قُلْ نَزَّلَهُ رُوحُ الْقُدُسِ مِن رَّبِّكَ بِالْحَقِّ

Katakanlah Ruh Qudus (Jibril) menurunkan al-Qur’an dari Rabbmu dengan benar. (QS. an-Nahl: 102)

.

c.2. Dalil dari as-Sunnah

Ketinggian Alloh di atas langit juga ditegaskan dalam banyak sekali hadits Nabi Muhammad shallallahu ‘alaihi wa sallam dengan beberapa versi, baik berupa perkataan, perbuatan, dan taqrir (persetujuan). Seperti sabda Nabi shallallahu ‘alaihi wa sallam:

إِنَّ اللهَ لَمَّا قَضَى الْخَلْقَ كَتَبَ عِنْدَهُ فَوْقَ عَرْشِهِ إِنَّ رَحْمَتِيْ سَبَقَتْ غَضَبِيْ

Sesungguhnya Alloh tatkala menetapkan penciptaan, Dia menulis di sisi-Nya di atas ‘arsy: “Rahmat-Ku mengalahkan kemarahan-Ku.” [31]

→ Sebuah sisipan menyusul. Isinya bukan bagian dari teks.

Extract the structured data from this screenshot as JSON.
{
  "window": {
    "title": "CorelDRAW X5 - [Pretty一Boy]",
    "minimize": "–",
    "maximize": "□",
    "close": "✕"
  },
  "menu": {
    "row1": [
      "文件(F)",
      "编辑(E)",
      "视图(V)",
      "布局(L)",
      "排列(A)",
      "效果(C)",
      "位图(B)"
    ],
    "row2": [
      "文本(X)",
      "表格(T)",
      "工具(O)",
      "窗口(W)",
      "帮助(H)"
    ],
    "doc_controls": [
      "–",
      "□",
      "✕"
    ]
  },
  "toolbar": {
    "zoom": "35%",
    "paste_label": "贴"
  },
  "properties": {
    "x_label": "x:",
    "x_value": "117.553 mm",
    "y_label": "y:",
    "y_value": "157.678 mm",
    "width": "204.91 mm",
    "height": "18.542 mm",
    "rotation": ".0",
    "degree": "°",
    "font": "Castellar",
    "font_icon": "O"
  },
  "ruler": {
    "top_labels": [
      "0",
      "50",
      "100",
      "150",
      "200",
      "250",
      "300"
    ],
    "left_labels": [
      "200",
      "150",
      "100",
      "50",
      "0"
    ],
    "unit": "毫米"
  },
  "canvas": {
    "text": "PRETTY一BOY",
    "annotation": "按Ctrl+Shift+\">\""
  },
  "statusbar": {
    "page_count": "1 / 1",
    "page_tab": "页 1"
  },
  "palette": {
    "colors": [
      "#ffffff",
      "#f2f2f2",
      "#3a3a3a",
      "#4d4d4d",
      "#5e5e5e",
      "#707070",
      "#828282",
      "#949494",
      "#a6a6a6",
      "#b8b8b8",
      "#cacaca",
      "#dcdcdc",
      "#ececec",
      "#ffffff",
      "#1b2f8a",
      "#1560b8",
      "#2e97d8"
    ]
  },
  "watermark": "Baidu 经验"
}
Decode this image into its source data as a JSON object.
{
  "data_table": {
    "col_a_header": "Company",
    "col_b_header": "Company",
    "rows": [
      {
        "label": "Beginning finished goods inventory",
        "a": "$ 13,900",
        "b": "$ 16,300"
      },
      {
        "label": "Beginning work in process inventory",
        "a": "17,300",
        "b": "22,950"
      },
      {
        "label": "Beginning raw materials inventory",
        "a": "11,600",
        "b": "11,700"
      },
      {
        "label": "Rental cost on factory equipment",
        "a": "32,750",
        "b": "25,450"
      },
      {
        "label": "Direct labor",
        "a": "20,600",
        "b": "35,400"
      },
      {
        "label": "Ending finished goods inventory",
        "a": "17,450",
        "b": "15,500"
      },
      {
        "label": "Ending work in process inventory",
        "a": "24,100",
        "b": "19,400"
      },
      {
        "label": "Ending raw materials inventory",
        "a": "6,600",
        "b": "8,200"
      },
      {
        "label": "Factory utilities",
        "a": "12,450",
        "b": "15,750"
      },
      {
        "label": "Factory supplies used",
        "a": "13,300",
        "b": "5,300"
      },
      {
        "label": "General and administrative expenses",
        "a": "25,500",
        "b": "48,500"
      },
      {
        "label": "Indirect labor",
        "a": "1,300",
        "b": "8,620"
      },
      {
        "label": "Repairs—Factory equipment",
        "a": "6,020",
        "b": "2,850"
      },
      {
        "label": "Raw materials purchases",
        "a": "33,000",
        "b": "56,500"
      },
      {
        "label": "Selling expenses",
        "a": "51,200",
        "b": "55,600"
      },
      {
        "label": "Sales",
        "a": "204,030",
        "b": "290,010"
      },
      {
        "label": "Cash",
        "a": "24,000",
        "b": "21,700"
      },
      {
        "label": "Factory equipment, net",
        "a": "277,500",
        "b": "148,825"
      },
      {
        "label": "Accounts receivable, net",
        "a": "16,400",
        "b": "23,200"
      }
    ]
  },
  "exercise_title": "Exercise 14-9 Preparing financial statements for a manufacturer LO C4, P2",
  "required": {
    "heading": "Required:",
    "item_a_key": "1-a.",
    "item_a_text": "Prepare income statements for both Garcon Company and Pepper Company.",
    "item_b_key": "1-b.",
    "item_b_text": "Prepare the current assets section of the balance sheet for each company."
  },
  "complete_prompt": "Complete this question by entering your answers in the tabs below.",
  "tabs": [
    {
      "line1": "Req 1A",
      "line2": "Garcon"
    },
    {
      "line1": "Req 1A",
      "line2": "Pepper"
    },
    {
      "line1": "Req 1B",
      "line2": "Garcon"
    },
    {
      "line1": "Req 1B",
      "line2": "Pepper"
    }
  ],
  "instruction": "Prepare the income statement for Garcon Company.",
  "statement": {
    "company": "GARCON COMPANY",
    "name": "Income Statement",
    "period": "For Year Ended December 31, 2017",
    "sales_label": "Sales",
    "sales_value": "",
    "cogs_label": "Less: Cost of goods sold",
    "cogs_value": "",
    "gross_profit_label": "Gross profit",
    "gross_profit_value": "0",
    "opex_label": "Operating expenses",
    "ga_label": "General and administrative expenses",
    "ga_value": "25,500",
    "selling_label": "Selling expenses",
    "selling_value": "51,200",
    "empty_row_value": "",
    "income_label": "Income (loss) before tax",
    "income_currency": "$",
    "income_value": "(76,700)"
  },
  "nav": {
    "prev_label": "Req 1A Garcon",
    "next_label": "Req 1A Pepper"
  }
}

Dan juga sabda Nabi shallallahu ‘alaihi wa sallam:

أَلاَ تَأْمَنُوْنِيْ وَأَنَا أَمِيْنُ مَنْ فيِ السَّمَاءِ

Tidakkah kalian mempercayaiku padahal aku dipercaya oleh Dzat yang di atas langit. [32]

Dan telah tetap pula bahwa Nabi shallallahu ‘alaihi wa sallam mengangkat tangannya ke atas langit pada saat khutbah di Arafah ketika mereka mengatakan, “Kami bersaksi bahwa engkau telah menyampaikan dan menunaikan serta menasehati.” Di saat itu beliau shallallahu ‘alaihi wa sallam menjawab, “Ya Alloh saksikanlah.”[33]

.

c.3. Ijma’ (Kesepakatan) Para Ulama

Para sahabat, para tabi’in, serta para imam-imam kaum muslimin telah bersepakat akan ketinggian Alloh di atas langit-Nya, bersemayam di atas ‘arsy-Nya. Perkataan mereka sangatlah banyak dan masyhur, Di antaranya:

1. Imam al-Auza’i berkata, “Kami dan seluruh tabi’in bersepakat mengatakan, Alloh berada di atas ‘arsy-Nya. Dan kami semua mengimani sifat-sifat yang dijelaskan dalam as-Sunnah.”[34]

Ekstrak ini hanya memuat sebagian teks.